Respiration is required for yeast propagation. So what is propagation? Simply put, propagation means growing.
“The yeast cells’ goal is to survive and thrive.”When oxygen is present, yeast will replicate and take in nutrients such as carbohydrates, amino acids, minerals, and vitamins (except oxygen, most are provided by barley). Essentially, to increase biomass and the number of yeast cells, yeast needs a constant supply of oxygen in order to stay aerobic, produce ATP, and replicate.
Brewers, Stressing Yeast Out Since 7,000BCE
In beer, besides producing alcohol, yeast contributes more than 500 flavor and aroma compounds, ultimately leading to the subtleties and complexity of alcoholic beverages. It is the brewer’s art to formulate recipes, and strain selection is crucial. Strains have different levels of attenuation, various flavors, and aroma production that can determine the myriad beer styles.
“Yeast contribute more than 500 flavor and aroma compounds”Bakers and brewers both have a special relationship with making it part of two of the world's most popular foods!
Checkout White Labs Kitchen & Tap for pizza dough made with brewers yeast!
What's happening in the fermentor?
- Early fermentation (Lag Phase) - Yeast uses all the dissolved oxygen; there is no/little detectable uptake in glucose
- 8-16 hours - First sign of active fermentation
- 24 hours (Exponential Phase) - budding yeast cells observed, the temperature, if uncontrolled rises due to heat generated by the fermentation
- 24-48 hours (Stationary Phase) - the rate of yeast growth and carbohydrate assimilation reaches a maximum
- Post 48 hours (Death Phase) - The pH falls to a minimum of 3.8 - 4.4 before rising slightly towards the end of fermentation
Generation 1 sounds more like a ship from Star Trek than it does part of a life cycle of a yeast culture. Fortunately for us (the brewers and consumers), we’ve been able to manipulate the environments where yeast is used to create flavorful and consistent beers, wines, spirits, and more multiple times from the same seed culture.

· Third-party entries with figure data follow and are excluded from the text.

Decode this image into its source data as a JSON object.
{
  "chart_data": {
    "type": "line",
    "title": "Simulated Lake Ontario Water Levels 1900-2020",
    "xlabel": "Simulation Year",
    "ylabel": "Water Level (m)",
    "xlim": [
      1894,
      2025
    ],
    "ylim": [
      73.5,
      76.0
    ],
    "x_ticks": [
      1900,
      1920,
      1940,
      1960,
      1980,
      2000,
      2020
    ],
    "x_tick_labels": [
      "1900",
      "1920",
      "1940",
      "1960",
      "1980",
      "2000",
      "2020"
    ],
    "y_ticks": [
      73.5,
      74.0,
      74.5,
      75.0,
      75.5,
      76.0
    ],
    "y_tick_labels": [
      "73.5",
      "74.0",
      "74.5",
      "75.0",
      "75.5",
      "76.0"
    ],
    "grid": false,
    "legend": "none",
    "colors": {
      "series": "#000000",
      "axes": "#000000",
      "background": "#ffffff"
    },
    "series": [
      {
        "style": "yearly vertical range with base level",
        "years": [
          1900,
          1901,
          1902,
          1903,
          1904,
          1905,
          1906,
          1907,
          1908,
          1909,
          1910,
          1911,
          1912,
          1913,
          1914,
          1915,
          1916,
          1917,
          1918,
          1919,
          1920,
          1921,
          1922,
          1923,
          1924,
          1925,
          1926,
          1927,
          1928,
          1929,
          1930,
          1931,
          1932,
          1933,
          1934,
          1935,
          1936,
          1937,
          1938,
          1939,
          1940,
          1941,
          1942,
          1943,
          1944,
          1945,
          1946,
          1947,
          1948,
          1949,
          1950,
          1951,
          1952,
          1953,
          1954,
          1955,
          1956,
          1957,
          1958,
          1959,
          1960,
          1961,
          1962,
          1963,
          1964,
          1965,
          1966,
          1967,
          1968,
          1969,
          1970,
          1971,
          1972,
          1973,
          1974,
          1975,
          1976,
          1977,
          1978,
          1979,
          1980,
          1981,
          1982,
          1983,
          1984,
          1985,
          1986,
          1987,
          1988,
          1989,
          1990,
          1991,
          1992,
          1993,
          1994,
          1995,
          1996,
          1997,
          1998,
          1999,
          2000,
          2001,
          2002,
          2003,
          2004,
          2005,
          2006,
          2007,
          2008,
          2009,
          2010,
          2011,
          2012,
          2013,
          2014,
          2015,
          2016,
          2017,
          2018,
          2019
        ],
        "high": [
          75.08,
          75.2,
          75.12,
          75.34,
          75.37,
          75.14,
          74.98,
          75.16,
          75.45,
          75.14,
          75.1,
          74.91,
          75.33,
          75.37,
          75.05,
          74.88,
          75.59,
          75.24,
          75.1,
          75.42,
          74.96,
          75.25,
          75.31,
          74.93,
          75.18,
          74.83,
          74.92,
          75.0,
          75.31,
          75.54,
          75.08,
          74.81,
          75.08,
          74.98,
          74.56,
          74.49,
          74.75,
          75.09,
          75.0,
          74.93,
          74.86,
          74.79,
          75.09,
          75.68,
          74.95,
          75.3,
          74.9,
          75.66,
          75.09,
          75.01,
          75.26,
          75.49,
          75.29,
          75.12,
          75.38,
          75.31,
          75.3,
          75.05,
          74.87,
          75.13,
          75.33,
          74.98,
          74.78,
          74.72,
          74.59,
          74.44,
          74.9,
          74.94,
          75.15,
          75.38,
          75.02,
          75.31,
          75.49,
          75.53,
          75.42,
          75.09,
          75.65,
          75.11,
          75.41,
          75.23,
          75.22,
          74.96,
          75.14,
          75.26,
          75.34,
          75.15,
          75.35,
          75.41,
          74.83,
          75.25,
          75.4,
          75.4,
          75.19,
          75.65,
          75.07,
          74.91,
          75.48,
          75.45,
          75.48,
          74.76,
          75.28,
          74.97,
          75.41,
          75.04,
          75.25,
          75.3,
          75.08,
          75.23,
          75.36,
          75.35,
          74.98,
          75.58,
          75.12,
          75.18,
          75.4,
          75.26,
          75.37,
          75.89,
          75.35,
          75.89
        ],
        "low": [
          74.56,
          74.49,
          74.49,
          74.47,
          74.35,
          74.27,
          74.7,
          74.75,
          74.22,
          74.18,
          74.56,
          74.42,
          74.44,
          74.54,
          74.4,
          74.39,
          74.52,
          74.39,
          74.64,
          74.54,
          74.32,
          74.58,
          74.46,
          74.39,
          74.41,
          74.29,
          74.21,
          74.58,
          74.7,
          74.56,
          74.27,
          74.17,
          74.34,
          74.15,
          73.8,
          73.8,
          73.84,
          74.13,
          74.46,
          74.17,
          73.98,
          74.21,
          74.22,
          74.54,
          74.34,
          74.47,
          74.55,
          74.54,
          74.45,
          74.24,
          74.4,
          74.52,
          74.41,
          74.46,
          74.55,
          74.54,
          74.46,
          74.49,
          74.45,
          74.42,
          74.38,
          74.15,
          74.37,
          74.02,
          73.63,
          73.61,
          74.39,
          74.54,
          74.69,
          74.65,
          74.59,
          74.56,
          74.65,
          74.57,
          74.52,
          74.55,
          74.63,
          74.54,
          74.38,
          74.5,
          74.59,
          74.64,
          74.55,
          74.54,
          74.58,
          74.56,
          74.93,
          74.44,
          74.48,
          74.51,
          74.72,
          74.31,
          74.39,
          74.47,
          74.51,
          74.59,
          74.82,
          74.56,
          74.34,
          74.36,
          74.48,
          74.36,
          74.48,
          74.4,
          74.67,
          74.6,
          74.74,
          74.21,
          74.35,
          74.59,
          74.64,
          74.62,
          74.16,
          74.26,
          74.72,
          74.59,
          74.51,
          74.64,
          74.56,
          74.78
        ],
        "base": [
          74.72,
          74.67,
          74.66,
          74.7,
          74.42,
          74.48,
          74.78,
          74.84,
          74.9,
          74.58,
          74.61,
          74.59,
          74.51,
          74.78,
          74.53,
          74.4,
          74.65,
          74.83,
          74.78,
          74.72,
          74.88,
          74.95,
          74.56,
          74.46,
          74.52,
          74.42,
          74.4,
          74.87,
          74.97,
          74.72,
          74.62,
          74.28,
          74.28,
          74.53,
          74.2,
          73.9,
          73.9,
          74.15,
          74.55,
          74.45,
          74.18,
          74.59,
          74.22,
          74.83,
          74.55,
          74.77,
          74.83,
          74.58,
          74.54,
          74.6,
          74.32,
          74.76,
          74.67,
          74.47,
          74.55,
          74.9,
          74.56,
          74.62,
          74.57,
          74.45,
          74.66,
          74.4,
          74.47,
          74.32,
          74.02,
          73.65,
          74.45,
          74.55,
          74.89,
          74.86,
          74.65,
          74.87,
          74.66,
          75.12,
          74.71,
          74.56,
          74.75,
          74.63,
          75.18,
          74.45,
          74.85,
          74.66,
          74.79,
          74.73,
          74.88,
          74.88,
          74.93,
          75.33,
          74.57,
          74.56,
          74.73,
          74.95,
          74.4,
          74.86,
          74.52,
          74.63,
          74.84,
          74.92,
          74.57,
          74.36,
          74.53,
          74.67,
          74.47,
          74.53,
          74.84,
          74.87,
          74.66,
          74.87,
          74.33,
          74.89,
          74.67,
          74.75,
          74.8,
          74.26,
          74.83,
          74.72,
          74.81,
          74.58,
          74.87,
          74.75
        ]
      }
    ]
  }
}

Once a culture has undergone fermentation it can often be reused, being mindful there are parameters you should follow when reusing yeast. This gives brewers the ability to create a lineage of culture and ferment multiple batches from the same lab-grown pitch of yeast.
When a culture is used to exhaustion it will begin to show large populations of dead yeast and performing less than adequate performance. At that point, it’s best to start the process over again.
So the next beer you enjoy, spend a minute thinking about the yeast responsible for making the beverage you’re enjoying!